Since Go 1.16, the embed directive is part of the language, and a better approach than outside libraries.
c.f. https://pkg.go.dev/embed@go1.16
If you feel strongly otherwise, reach out to take over maintenance here.
A tool for managing chunks of static data in Go programs.
Install with
> go get github.com/nyarly/inlinefiles
In your code:
//go:generate inlinefiles --vfs=Json json_blobs lib/jsonblobs.go
func getJSON(path string) string {
buf := &bytes.Buffer{}
json, _ := Json.Open(path)
io.Copy(buf, json)
return buf.String()
}
(this code is purely for example purposes.)
Then
> go generate
which will create a lib/jsonblobs.go
file
with the Json
constant holding a mapfs
flavored vfs.FileSystem
.
Say you've got a simple web-service to write. It's going to be a microservice, and in order to play nice in its environment, you want it to serve a static file with JSON that describes where it's monitoring page is and who to get in touch with if it misbehaves. You could include a literal JSON string, but it becomes harder to work with than it would be in its own file.
In its own file, your editor can highlight the syntax correctly, and check that the picky JSON syntax is correct. The problem is more significant if you want to use complicated templates, where the concerns of whitespace for the template output and for the code itself are in tension.
When there's a tree of template files, where the templates include one another and so they need a file heirarchy provided to them, it get's a little more annoying to manage. It's not impossible though - you gin up a bunch of path strings and plug them in.
What we want it to be able to pull arbitrary files into Go code as string literals. We'd like to be able to do this as part of our build process, because we want updates to the source files to update the Go strings as automatically as possible.
Go has go:generate
,
which is very handy for this.
If we include a magic comment in our code,
then running go generate
on the command line
will run commands to produce code.
There's support in the stdlib
for generating Stringer
interfaces,
for instance.
It would also be handy
if we could continue to treat the files
as files instead of strings.
In part,
because this means that it's easier to work
with template inclusion.
Also because it means that if we later want
to override the hardcoded files,
we're still using an os.File
or io.Buffer
instead of mixing those types with string
.
Go has the vfs
package.
It's part of go doc
but it serves our purposes perfectly.
You can define a mapfs
which is a literal map[string]string
,
but allows you to Open(path)
and get file structs.
So there's a lot of facility to do what we want in go already.

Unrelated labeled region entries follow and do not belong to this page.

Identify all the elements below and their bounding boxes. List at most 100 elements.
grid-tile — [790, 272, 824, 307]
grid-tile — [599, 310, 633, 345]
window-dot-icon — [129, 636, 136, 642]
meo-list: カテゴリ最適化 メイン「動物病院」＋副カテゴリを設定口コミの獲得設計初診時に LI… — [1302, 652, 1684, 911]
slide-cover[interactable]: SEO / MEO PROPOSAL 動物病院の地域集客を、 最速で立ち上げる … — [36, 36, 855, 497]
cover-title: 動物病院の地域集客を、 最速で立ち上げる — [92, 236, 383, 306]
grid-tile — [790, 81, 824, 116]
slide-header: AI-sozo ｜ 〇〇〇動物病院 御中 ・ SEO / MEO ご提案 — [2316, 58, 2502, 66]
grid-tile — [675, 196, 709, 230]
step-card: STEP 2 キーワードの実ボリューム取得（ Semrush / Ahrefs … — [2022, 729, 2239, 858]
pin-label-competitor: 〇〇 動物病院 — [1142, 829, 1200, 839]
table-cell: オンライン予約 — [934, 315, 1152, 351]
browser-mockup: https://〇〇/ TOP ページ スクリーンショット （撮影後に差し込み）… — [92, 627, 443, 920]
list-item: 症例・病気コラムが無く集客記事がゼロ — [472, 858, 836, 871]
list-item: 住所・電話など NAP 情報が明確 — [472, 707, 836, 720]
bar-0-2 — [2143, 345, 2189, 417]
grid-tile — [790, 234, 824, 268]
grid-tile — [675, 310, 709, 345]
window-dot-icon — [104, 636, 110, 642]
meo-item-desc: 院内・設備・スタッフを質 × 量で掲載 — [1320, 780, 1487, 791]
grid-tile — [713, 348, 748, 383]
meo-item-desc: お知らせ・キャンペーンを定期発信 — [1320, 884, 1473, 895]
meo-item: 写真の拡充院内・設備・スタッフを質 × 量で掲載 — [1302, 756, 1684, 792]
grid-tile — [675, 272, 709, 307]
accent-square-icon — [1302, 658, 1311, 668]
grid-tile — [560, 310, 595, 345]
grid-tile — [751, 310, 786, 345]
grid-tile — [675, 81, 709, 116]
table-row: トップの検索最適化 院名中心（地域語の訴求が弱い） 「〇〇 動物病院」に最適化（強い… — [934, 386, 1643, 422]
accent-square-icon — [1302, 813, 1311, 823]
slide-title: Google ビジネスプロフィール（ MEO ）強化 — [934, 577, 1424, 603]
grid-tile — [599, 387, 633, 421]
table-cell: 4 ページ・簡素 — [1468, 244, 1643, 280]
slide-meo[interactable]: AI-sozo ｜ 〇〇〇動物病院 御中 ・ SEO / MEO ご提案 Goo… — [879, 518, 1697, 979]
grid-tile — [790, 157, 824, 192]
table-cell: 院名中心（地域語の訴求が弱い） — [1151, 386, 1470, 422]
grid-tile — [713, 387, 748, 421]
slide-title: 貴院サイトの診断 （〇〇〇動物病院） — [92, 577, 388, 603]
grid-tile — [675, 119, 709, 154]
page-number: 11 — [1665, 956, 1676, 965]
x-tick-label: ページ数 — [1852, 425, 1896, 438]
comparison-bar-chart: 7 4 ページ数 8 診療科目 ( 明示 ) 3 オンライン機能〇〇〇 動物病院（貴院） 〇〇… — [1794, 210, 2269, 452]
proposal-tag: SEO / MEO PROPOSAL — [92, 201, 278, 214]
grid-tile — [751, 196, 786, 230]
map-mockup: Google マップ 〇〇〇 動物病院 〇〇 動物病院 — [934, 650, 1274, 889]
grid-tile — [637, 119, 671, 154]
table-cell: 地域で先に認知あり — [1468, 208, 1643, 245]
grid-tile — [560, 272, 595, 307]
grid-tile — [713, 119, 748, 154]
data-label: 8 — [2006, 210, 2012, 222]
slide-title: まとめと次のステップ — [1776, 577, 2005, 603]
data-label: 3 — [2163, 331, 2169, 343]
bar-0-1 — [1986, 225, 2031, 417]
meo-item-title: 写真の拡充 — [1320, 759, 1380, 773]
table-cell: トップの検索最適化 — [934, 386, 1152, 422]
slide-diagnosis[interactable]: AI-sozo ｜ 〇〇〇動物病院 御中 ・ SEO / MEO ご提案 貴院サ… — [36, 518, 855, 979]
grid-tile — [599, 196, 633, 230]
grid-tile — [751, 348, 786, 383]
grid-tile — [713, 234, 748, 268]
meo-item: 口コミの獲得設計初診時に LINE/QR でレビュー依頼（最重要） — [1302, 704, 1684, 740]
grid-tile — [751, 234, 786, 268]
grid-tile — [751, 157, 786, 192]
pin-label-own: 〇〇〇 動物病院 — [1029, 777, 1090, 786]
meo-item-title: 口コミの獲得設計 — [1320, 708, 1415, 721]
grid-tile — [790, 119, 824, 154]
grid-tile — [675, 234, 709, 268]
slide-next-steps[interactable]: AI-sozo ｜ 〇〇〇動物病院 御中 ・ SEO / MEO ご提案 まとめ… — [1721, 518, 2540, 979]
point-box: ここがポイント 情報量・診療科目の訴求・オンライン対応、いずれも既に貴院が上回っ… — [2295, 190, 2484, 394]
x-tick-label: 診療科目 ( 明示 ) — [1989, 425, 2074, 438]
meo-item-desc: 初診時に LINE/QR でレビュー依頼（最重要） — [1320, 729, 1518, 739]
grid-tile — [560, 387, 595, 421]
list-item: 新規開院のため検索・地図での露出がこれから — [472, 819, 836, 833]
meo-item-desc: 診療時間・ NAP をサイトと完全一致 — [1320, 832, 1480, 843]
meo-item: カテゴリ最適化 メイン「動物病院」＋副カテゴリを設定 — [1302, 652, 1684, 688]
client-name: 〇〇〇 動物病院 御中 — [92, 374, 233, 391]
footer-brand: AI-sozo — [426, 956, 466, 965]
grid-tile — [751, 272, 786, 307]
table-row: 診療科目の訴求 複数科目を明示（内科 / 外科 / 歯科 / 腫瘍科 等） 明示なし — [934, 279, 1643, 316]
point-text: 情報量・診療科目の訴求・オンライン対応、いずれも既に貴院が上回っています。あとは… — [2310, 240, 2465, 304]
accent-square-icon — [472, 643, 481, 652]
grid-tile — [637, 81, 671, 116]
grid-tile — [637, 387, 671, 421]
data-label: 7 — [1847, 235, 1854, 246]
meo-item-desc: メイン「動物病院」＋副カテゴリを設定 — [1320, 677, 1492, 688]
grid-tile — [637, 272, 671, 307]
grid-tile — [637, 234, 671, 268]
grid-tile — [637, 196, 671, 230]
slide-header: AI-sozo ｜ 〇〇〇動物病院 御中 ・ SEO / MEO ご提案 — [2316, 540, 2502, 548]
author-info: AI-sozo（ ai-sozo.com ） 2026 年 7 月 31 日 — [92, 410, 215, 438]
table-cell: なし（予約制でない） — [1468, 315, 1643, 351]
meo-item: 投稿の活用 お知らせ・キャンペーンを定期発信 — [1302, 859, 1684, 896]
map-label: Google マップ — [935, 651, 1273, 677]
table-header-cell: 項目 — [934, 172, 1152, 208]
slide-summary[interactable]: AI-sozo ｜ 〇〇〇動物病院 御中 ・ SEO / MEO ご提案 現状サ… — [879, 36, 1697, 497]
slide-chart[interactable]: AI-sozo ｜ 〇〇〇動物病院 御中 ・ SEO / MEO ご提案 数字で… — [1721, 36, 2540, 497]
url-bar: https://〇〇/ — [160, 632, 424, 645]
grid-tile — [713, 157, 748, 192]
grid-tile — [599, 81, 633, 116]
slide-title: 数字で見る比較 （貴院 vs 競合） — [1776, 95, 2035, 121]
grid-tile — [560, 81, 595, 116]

All that's missing is a tool to take a real directory structure, and generate the code for a literal
Here's inlinefiles
to weld all this together.
The design intention was
to adhere to the Unix principle
of small tools doing one thing well.
inlinefiles
takes two arguments:
a path to a directory of source files,
and a path to an output file,
and generates Go code to build an equivalent mapfs
.
There's a few flags to handle things like
using a specific package name (instead of guessing)
and to restrict the files included based on a glob pattern.
It's suiteable for using as a //go:generate
comment
(since that was the motivating case.)
In addition, inlinefiles
includes a package for
smoothing out using vfs.FileSystem
s with
Go templates.
It's very lightweight,
but if you import github.com/nyarly/inlinefiles/templatestore
you get LoadText
and LoadTextOnto
which'll let you
construct a template.Template
with subtemplates suitable
for all your most demanding templating applications.